Hi, I'm Sarah!
I'm a journalist and fact-checker.
I am a freelance journalist interested in many things, but who finds myself recently drawn toward stories about immigration, health and disability, and the intersection of religion and politics. My work has appeared in Mother Jones and all over Ohio, including The Columbus Dispatch and NBC4 in Columbus, and has been republished in USA Today, LGBTQ Nation, and Them, among other places. My favorite stories to tell are the ones found downstream from decisions and power-plays—where policy meets practice. I also love tackling public records dumps, digging through dusty archives (both analog and digital), and decoding legal policies and procedures.
Most recently, I was an editorial fellow at The Center for Investigative Reporting, where I fact-checked some of the most sensitive investigations from Mother Jones magazine and the Reveal podcast and reported on education, gender and reproductive health, and Christian nationalism, often through a Midwestern or Ohio lens. Prior to that, I was a digital reporter at NBC4 in Columbus, covering K-12 and higher education, local and state politics, state courts, and elections.

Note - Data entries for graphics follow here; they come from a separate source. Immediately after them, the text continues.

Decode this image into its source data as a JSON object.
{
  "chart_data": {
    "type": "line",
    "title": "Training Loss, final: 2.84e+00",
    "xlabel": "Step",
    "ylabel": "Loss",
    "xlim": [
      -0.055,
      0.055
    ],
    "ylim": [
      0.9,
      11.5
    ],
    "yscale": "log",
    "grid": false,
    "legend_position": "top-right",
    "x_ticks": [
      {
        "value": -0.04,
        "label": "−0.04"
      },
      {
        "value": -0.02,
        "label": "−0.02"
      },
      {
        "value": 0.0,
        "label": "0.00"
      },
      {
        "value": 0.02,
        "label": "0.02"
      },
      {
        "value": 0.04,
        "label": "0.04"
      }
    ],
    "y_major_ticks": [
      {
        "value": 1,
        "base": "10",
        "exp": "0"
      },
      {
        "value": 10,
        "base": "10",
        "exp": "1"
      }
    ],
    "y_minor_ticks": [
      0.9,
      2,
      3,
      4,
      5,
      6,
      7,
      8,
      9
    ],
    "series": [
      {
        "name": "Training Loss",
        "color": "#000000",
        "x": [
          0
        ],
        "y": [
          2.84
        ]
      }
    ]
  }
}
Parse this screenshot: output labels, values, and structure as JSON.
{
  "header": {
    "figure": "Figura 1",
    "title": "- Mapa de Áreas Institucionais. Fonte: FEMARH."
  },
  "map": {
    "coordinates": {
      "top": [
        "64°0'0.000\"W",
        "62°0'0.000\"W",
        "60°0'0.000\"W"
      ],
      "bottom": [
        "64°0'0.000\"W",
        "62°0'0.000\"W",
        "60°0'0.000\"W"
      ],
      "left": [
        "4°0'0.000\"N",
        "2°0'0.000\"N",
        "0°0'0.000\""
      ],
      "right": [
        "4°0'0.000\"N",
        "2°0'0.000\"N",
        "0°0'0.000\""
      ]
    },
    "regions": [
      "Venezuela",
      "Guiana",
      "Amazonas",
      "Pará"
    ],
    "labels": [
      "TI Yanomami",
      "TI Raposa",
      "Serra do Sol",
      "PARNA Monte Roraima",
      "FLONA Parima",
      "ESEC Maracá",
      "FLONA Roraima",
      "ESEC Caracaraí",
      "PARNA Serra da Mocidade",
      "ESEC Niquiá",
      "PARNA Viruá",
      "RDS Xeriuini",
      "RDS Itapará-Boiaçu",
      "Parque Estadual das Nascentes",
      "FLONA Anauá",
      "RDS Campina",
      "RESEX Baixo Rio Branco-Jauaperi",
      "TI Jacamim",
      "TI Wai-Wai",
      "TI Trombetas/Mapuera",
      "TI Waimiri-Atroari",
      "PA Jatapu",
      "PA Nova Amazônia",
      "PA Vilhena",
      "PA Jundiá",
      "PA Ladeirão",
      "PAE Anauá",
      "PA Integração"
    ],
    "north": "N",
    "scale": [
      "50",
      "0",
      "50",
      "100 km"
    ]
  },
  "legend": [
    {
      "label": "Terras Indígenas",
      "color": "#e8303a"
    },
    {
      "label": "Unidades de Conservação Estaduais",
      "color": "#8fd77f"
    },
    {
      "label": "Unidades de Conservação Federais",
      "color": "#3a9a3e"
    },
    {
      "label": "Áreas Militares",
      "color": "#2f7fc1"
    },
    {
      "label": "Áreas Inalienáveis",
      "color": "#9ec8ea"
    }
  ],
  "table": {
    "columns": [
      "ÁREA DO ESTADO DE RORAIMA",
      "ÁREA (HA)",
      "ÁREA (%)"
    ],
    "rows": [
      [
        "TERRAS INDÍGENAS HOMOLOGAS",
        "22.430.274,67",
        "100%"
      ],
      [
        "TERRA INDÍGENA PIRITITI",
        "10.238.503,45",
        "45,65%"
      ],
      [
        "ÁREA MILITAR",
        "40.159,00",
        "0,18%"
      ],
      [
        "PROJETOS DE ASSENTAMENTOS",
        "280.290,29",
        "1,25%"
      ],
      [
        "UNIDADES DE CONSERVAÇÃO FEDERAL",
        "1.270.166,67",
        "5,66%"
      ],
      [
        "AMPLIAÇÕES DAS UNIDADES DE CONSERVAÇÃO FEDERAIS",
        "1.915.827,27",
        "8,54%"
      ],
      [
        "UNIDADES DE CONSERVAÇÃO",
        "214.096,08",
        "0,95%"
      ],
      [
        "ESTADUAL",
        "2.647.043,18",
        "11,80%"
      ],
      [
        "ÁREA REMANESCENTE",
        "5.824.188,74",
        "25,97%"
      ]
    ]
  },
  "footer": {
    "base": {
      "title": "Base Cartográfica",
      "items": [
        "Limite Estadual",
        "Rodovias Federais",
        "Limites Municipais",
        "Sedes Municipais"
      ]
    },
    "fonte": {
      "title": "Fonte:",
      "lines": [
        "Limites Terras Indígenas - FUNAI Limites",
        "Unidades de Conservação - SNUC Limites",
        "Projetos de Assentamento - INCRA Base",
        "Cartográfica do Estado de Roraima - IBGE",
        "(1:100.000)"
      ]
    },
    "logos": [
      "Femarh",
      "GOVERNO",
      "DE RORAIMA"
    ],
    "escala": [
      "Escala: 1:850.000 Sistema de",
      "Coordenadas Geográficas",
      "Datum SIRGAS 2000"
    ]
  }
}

For four years until I left Columbus media, I doggedly covered Ohio State University's lengthy legal battle with men who were sexually abused by Dr. Richard Strauss, during which I forged deep and trusting relationships with survivors, tracked a complex and sprawling series of lawsuits, and uncovered the university's lobbying efforts against bills to hold it financially responsible. In my transition from college journalist to local reporter, I also built on a body of work covering police misconduct, from fatal shootings of civilians to large-scale protests and the closed-door legislating that shielded police from accountability. I plan to continue reporting on both police violence and gender-based violence—and the institutional betrayal that follows—as a graduate student at New York University this fall.